Of course there was my little monster Felix who keeps me busy anyway…
But there was also 5yr old Alex (the loud one)…
And 3yr old twin brothers, Shaya on the left (the temperamental one) and Faris on the right (the charming one)…
I LOVE these boys more than anything, but I have to say it was a challenge at first. They burst through the front door like a stampede of wilder beast - jumping on the sofa, knocking the lamp down, pulling the microwave off the counter (oh yes he did), smashing glasses and so on. It was horrendous!
The thing is, my aversion to mess started young. I was raised by messy parents. My folks were never really like other parents with the whole tidying-up thing. It was always a case of "Lets have fun and clean up later", but of course later never came. So while other kids dreamed of never being nagged to tidy their rooms, I dreamed of being a domestic goddess with my own pristine little palace.
Ugh! I just realised they turned me into a stereotype!

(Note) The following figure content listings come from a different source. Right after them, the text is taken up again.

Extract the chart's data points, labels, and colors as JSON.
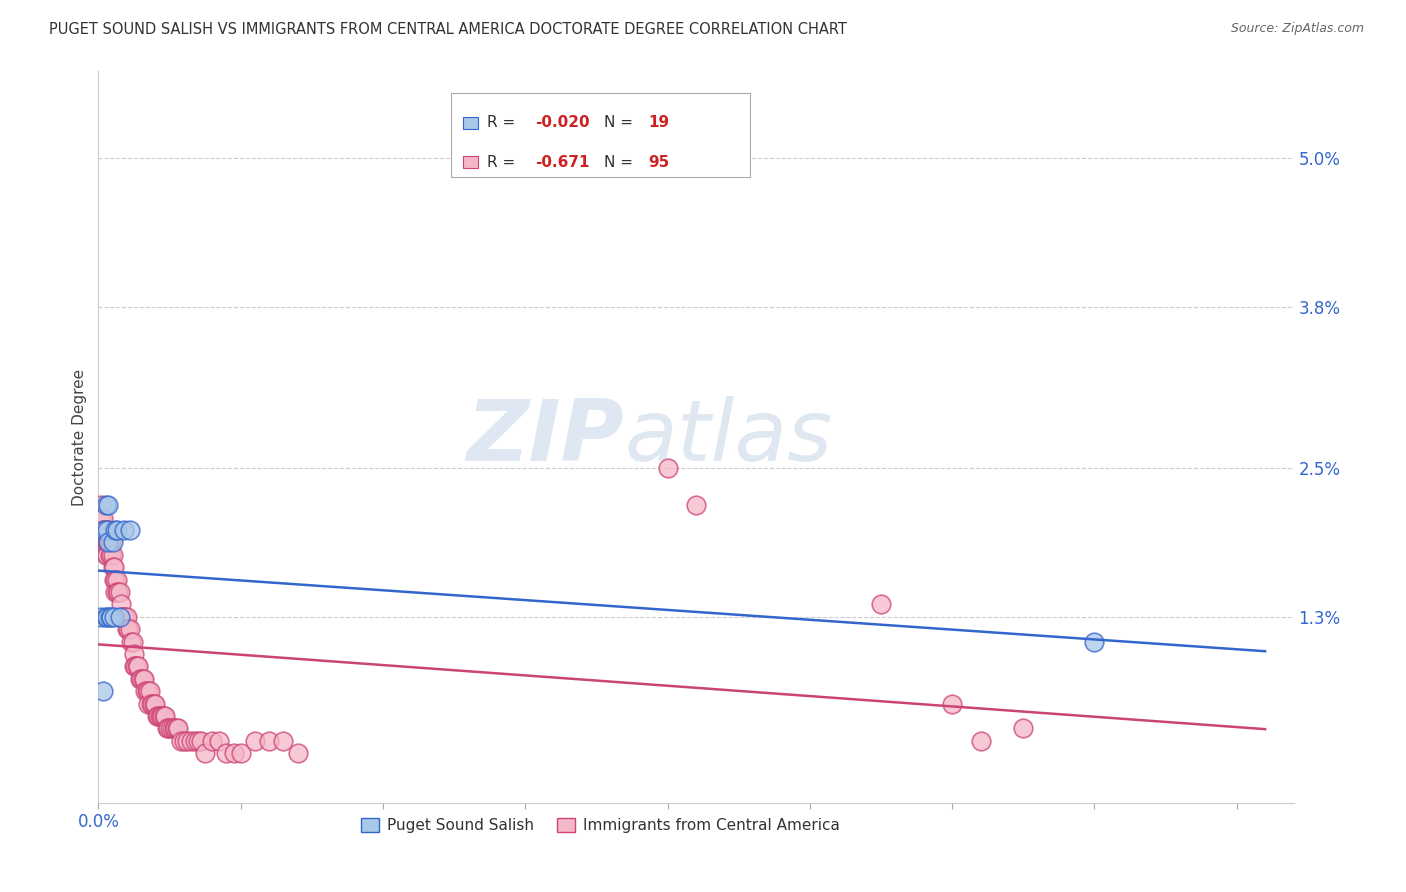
{
  "title": "PUGET SOUND SALISH VS IMMIGRANTS FROM CENTRAL AMERICA DOCTORATE DEGREE CORRELATION CHART",
  "source": "Source: ZipAtlas.com",
  "ylabel": "Doctorate Degree",
  "ytick_vals": [
    0.0,
    0.013,
    0.025,
    0.038,
    0.05
  ],
  "ytick_labels": [
    "",
    "1.3%",
    "2.5%",
    "3.8%",
    "5.0%"
  ],
  "xtick_vals": [
    0.0,
    0.1,
    0.2,
    0.3,
    0.4,
    0.5,
    0.6,
    0.7,
    0.8
  ],
  "xtick_labels_show": {
    "0.0": "0.0%"
  },
  "xlim": [
    0.0,
    0.84
  ],
  "ylim": [
    -0.002,
    0.057
  ],
  "blue_R": "-0.020",
  "blue_N": "19",
  "pink_R": "-0.671",
  "pink_N": "95",
  "blue_color": "#a8c8e8",
  "pink_color": "#f5b8c8",
  "trendline_blue_color": "#3366cc",
  "trendline_pink_color": "#cc4477",
  "grid_color": "#cccccc",
  "watermark_zip": "ZIP",
  "watermark_atlas": "atlas",
  "legend_label_blue": "Puget Sound Salish",
  "legend_label_pink": "Immigrants from Central America",
  "blue_x": [
    0.002,
    0.003,
    0.004,
    0.005,
    0.005,
    0.006,
    0.006,
    0.007,
    0.007,
    0.008,
    0.009,
    0.01,
    0.011,
    0.012,
    0.013,
    0.015,
    0.018,
    0.022,
    0.7
  ],
  "blue_y": [
    0.013,
    0.007,
    0.02,
    0.022,
    0.013,
    0.02,
    0.013,
    0.022,
    0.019,
    0.013,
    0.013,
    0.019,
    0.013,
    0.02,
    0.02,
    0.013,
    0.02,
    0.02,
    0.011
  ],
  "pink_x": [
    0.002,
    0.002,
    0.003,
    0.003,
    0.004,
    0.004,
    0.005,
    0.005,
    0.005,
    0.006,
    0.006,
    0.006,
    0.007,
    0.007,
    0.008,
    0.008,
    0.009,
    0.009,
    0.01,
    0.01,
    0.011,
    0.011,
    0.012,
    0.012,
    0.013,
    0.013,
    0.014,
    0.015,
    0.016,
    0.016,
    0.017,
    0.018,
    0.019,
    0.02,
    0.02,
    0.021,
    0.022,
    0.023,
    0.024,
    0.025,
    0.025,
    0.026,
    0.027,
    0.028,
    0.029,
    0.03,
    0.031,
    0.032,
    0.033,
    0.034,
    0.035,
    0.035,
    0.036,
    0.037,
    0.038,
    0.039,
    0.04,
    0.041,
    0.042,
    0.043,
    0.044,
    0.045,
    0.046,
    0.047,
    0.048,
    0.049,
    0.05,
    0.052,
    0.053,
    0.054,
    0.055,
    0.056,
    0.058,
    0.06,
    0.062,
    0.065,
    0.068,
    0.07,
    0.072,
    0.075,
    0.08,
    0.085,
    0.09,
    0.095,
    0.1,
    0.11,
    0.12,
    0.13,
    0.14,
    0.4,
    0.42,
    0.55,
    0.6,
    0.62,
    0.65
  ],
  "pink_y": [
    0.022,
    0.021,
    0.021,
    0.02,
    0.02,
    0.019,
    0.02,
    0.019,
    0.018,
    0.02,
    0.019,
    0.018,
    0.02,
    0.019,
    0.019,
    0.018,
    0.019,
    0.018,
    0.018,
    0.017,
    0.017,
    0.016,
    0.016,
    0.015,
    0.016,
    0.015,
    0.015,
    0.015,
    0.014,
    0.013,
    0.013,
    0.013,
    0.013,
    0.013,
    0.012,
    0.012,
    0.012,
    0.011,
    0.011,
    0.01,
    0.009,
    0.009,
    0.009,
    0.009,
    0.008,
    0.008,
    0.008,
    0.008,
    0.007,
    0.007,
    0.007,
    0.006,
    0.007,
    0.006,
    0.006,
    0.006,
    0.006,
    0.005,
    0.005,
    0.005,
    0.005,
    0.005,
    0.005,
    0.005,
    0.004,
    0.004,
    0.004,
    0.004,
    0.004,
    0.004,
    0.004,
    0.004,
    0.003,
    0.003,
    0.003,
    0.003,
    0.003,
    0.003,
    0.003,
    0.002,
    0.003,
    0.003,
    0.002,
    0.002,
    0.002,
    0.003,
    0.003,
    0.003,
    0.002,
    0.025,
    0.022,
    0.014,
    0.006,
    0.003,
    0.004
  ]
}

Anyway even past childhood I didn't quite get my tidy-fix for a while. Around the age of 20 I moved into a house share with four others, so as you can imagine I would wake to pizza boxes and cigarette butts. It then became a lot more civilized when I moved in with a guy called Joe who was obsessed with the Golden Girls, before living on my own for a short time but not really long enough to make my mark. I then moved back home in my late 20s, shortly after which my mum moved to the states to help my sister raise her kids after having divorced my dad. By this time the only people in the family home were my dad, a typical laid back bloke, and me, an ultra-clean gay man. So I rose from the ashes like a phoenix and took my crown as the mistress of the house!
Then the family visited…
You can imagine the horror before my eyes when I walked into the living room to see it totally wrecked by three excited little boys. Forget seeing red, it was like watching the scene from The Shining where blood covers the room. I grabbed Felix and ran up to my room to take sanctuary. If I’d stayed downstairs there would’ve been some serious redrum.
After the initial shock I realised I needed to suck it up as this family time was valuable. Felix and I emerged from the bedroom a month later to join the family on excursions – a convention at Earl’s Court, shopping on Green Street, Alex’s birthday picnic in Valentine’s Park etc.
Actually the shopping on Green Street was interesting. It was just the other day actually, their last weekend in London. Green Street is an Indian street in the East End where you can buy food, fabric, Bollywood movies and so on. As a kid I spent many painful afternoons being dragged down that street waiting for my mum as she stopped in EVERY shop feeling fabrics, tasting samosas, squeezing vegetables and sipping masala tea whilst I trailed behind carrying tins of ghee and sacks of Basmati rice in her granny-trolley.
To be honest, not much had changed since I used to go. My mum still looked in every shop and I still dragged her granny trolley, only this time it was with one hand because the other was pushing a stroller! This was why it was so interesting, because it really felt like the roles had moved on. I’d become the parent dragging moody kids around! How weird!!!
But anyway that was our last weekend together. I left Felix with granddad and took them off to the airport a couple of days later. I said my goodbyes to my mum, sister and the boys and watched the noisy crowd disappear past the gates. And boy did I cry. Nothing brings tears to your eyes like being left alone at the airport.
Don’t get too sad for me because there is good news - whilst here, my sister decided that it was best for the kids to move back to London next year. She’s right of course. Kids that age need to grow up surrounded by people who love them. Actually, parents do too, because having family close by has got to be more important than a tidy house, right?